En el transcurso del último año la isla caribeña perdió casi 360 millones de dólares en el sistema de transporte, según datos que difundió en estos días el diario oficial “Granma”.

Aproximadamente 15 millones de dólares son las pérdidas derivadas del sistema ferroviario de Cuba, que no ha podido por el bloqueo y la crisis en sí comprar en el exterior los repuestos necesarios para mantener en funcionamiento 80 locomotoras de origen estadounidense que progresivamente dejaron de prestar servicios por diversas fallas.

Estos datos corresponden al período que abarca desde marzo del año anterior hasta abril de este año, de acuerdo a declaraciones del Viceministro de Transportes, Antonio Puentes, y el Director encargado de la Empresa Talleres Ferroviarios Cubanos, Camilo Chávez.

Por el bloqueo, Cuba no puede comprar los repuestos directamente a los Estados Unidos, y entonces debe hacerlo a través de terceros países que actúan como intermediarios y obviamente dejan a Cuba en condiciones económicas bastante más desfavorables por el encarecimiento del coste de esos repuestos.

Los trenes cubanos tienen un período de funcionamiento promedio de 40 años, y necesitan mantenimiento cada vez más frecuente. En estos meses sólo 59 unidades están prestando servicios, mientras que 21 trenes están “dados de baja” a la espera de poder conseguir los repuestos para poder repararlos y poner otra vez en actividad.
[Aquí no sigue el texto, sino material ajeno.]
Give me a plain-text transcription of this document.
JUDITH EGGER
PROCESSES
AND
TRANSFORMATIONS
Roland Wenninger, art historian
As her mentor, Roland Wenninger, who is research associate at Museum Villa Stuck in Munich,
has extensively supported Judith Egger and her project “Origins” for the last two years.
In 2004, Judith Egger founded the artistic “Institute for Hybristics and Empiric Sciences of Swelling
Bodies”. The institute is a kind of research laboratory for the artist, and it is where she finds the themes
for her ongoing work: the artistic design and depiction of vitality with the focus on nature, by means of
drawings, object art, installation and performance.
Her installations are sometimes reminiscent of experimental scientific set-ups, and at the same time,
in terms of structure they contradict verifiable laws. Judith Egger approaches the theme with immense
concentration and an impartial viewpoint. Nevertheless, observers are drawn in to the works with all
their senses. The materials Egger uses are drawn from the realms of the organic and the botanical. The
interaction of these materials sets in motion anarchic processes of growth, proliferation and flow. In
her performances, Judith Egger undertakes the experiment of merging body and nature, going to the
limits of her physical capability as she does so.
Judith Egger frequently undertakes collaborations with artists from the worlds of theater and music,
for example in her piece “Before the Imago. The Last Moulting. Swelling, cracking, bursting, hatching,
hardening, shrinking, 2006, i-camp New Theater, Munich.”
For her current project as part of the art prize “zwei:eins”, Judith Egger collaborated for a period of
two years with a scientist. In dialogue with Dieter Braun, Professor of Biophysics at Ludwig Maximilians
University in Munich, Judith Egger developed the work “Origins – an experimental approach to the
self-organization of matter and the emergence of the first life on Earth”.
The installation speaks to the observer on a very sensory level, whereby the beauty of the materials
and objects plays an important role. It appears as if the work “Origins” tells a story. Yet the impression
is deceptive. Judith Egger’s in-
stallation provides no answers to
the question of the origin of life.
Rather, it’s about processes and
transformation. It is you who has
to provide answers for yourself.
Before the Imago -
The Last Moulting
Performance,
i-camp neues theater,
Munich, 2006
Algunos repuestos de los más simples están comenzando a ser fabricados en talleres cubanos por ingenieros considerados innovadores, pero como en todos los nuevos emprendimientos, queda mucho por perfeccionar y por ahora son más los fracasos en cuanto a la duración de las reparaciones que los éxitos conseguidos.

De cualquier forma los avances están muy acotados, porque otras piezas electrónicas también imprescindibles para muchas reparaciones no pueden ser fabricadas en Cuba por falta de insumos, y entonces todo llega hasta allí y se queda estancado sin poder completar la puesta en marcha nuevamente del material rodante.

El cóctel entre crisis global y bloqueo para Cuba se transformó en algo “explosivo” que está haciendo las cosas cada vez más difíciles para la administración de Raúl Castro.